L1210 cell lines have been described that are sensitive to most platinum compounds (L1210/0), resistant to ethylenediamine (en)-Pt but sensitive to diaminocyclohexane (dach)-Pt (L1210/DDP), and resistant to dach-Pt but sensitive to en-Pt (L1210/DACH). We have examined the effect of the dach and en carrier ligands on the ability of Pt-DNA adducts to inhibit DNA replication. Alkaline sucrose gradient sedimentation was used to determine the influence of both carrier ligands on the inhibition of replicon initiation and DNA chain elongation.

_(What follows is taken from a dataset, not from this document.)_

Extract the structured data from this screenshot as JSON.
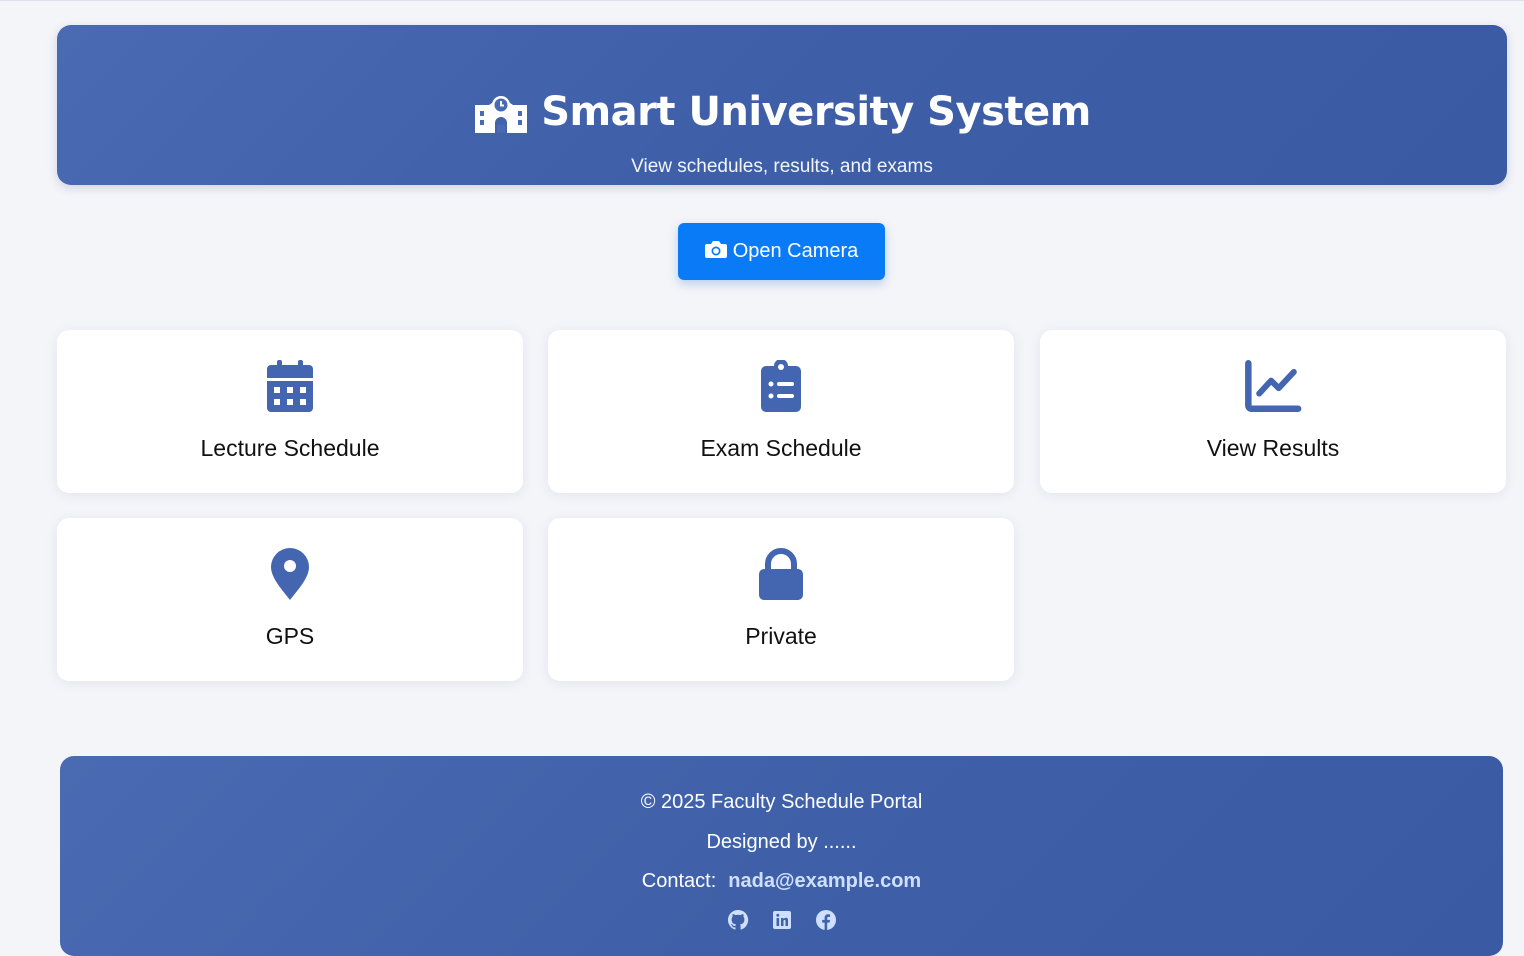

Initiation of replicons was inhibited by Pt-DNA adducts to a greater extent than chain elongation in all three cell lines. Inhibition of replicon initiation was affected by the nature of the platinum carrier ligands only in the L1210/DACH cells in which 7.8-fold more dach-Pt adducts than en-Pt adducts were required to reach 63% inhibition. However, a strong carrier ligand effect was observed on the inhibition of DNA chain elongation in both the L1210/DDP and L1210/DACH cell lines. The L1210/DDP cell line required 4-fold more en-Pt adducts than dach-Pt adducts to inhibit DNA chain elongation by 63%. In the L1210/DACH cell line, 2.7-fold more dach-Pt adducts than en-Pt adducts were required for 63% inhibition. The L1210/0 cell line demonstrated no carrier ligand specificity for inhibition of chain elongation. Significant replicative bypass of Pt-DNA adducts was observed even in the L1210/0 cell line in that greater than 50 Pt-DNA adducts per 100 kb were required for 63% inhibition. The same level of inhibition was reached with 1.25 adducts of benzo[a]pyrene diolepoxide I per 100 kb. These data suggest that L1210 cells are capable of substantial replicative bypass of Pt-DNA adducts. Furthermore, the bypass of Pt-DNA adducts is increased in resistant L1210 cells and is markedly dependent on the nature of the platinum carrier ligand.